There’s enough speculation out there the San Francisco 49ers could trade out from one of their two Round 1 picks in the 2020 NFL Draft, and the Los Angeles Chargers are a potential suitor.
One of the many common predictions for the San Francisco 49ers in the 2020 NFL Draft is general manager John Lynch will attempt moving down from one of the team’s two first-round selections, Nos. 13 and 31 overall, in order to accrue some much-needed draft capital on day two.
It makes sense. The Niners don’t have a ton of needs. But the ones they do have are pressing, and the two first rounders aren’t going to address everything unless Lynch is able to trade down.
There are plenty of potential suitors, of course, but the Los Angeles Chargers could be a squad with whom Lynch finds himself on the phone early on draft day.
Like many teams out there, the Chargers are probably going to be in the market for a long-term answer at quarterback after cutting ties with their longstanding veteran, Philip Rivers, during the offseason. As of now, Tyrod Taylor is the only realistic option under center, and it’s hard to see him as the proverbial “future of the franchise.”
Now, Los Angeles owns the No. 6 overall pick in the draft and won’t select again until the 37th overall pick, which is early enough in Round 2.
It wouldn’t be a shock to see the Chargers go quarterback early. But that’s not the argument Bleacher Report’s Brent Sobleski made. Instead, he thinks L.A. passes on a quarterback with its first pick:
Right now, Tyrod Taylor is the Chargers’ projected starter. Lynn built an offensive around Taylor’s dual-threat capabilities when the two were together with the Buffalo Bills.
“I’m very familiar with Tyrod,” he said, per ESPN’s Lindsey Thiry. “I would say right now it looks like he’s in the driver’s seat, but no position is final until we get to training camp right now.”
A comfort level exists with Taylor that may not with the available quarterback prospects. Thus, the Chargers would be better served to finish their offensive line with a top tackle prospect—Louisville’s Mekhi Becton, Georgia’s Andrew Thomas or Iowa’s Tristan Wirfs—let Taylor take over as the starter and draft a developmental quarterback later in this or next year’s draft.

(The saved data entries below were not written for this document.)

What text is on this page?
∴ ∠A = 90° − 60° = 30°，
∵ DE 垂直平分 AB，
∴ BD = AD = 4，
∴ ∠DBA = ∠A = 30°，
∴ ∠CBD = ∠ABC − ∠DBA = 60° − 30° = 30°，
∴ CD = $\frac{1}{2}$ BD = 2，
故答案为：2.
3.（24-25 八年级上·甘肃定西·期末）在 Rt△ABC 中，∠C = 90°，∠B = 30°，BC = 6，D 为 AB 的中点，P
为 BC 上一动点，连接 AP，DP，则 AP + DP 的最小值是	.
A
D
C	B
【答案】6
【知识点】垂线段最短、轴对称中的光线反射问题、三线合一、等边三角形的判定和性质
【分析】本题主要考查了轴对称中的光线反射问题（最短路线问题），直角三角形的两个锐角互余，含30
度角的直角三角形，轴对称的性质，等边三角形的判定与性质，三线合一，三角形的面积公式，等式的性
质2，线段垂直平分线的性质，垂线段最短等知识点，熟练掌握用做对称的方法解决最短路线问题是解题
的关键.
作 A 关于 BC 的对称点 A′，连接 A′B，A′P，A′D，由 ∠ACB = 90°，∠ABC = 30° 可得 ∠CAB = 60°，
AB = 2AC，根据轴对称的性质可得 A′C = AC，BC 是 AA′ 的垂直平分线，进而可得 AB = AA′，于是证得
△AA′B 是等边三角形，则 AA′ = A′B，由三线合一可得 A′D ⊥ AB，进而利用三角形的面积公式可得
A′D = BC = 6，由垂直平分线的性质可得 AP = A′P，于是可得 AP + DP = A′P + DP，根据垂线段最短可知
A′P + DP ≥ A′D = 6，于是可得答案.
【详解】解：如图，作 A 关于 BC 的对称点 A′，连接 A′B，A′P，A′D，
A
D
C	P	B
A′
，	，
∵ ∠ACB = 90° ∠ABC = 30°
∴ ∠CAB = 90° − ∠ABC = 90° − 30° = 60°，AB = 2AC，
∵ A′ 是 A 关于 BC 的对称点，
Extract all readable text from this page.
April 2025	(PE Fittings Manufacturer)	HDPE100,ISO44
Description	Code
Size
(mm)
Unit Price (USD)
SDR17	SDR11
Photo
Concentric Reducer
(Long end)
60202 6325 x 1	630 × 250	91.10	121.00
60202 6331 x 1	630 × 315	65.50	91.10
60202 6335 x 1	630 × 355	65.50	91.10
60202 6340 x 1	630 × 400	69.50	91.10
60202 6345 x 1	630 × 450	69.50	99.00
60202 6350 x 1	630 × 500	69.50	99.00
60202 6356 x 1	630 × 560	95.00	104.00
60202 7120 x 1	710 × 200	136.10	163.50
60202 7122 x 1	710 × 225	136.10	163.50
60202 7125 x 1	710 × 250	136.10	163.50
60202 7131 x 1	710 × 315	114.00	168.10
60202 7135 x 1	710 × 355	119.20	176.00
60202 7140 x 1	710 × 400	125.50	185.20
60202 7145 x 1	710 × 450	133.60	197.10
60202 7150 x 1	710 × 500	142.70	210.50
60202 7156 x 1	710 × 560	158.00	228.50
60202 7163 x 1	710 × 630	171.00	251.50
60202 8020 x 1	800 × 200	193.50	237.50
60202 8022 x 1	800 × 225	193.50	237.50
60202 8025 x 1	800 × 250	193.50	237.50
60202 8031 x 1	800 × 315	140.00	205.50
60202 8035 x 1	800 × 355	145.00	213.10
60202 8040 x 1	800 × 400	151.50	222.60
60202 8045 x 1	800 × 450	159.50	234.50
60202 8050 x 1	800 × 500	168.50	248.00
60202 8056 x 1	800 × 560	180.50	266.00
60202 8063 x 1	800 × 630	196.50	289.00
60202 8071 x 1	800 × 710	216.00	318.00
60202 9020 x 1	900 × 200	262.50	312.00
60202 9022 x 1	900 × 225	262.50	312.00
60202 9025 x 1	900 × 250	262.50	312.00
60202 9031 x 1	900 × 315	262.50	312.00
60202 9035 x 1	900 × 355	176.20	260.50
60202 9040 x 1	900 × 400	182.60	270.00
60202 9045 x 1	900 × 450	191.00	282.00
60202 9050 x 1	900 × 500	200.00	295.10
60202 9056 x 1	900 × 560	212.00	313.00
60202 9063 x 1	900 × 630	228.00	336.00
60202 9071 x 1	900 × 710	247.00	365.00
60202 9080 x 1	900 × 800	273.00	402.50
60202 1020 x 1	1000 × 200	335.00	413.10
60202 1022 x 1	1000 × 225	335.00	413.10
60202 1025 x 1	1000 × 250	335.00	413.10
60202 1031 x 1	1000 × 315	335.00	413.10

Sobleski’s point is the Chargers should worry about their offensive line needs first, then worry about who’s under center.
Los Angeles hasn’t done well up front in recent years, and protecting Rivers had been more than problematic before his eventual departure. With the 2020 NFL Draft short on top-end blockers, it wouldn’t be shocking at all to see the Chargers go this route.
This is where the 49ers enter the fray.
A good number of second-tier quarterbacks could be had towards the end of Round 1, such as Utah State’s Jordan Love or even Oklahoma’s Jalen Hurts. And while it would be nowhere near as prolific a bidding war for quarterbacks compared to the beginning of the round for the top-tier targets, it wouldn’t be shocking at all to see teams make a run to get back in towards the end of the first round.
Not completely unlike how the Baltimore Ravens moved up for Louisville quarterback Lamar Jackson in 2018.
The Chargers also don’t have a ton of needs elsewhere on the roster, meaning they can afford to dish out some day-two selections (Nos. 37 and 71 overall sound nice) to San Francisco to get the No. 31 overall pick.
And a quarterback to push Taylor in 2020 with the potential to take over in 2021.
If the Chargers call with that kind of offer, Lynch and the 49ers would be more than wise to listen.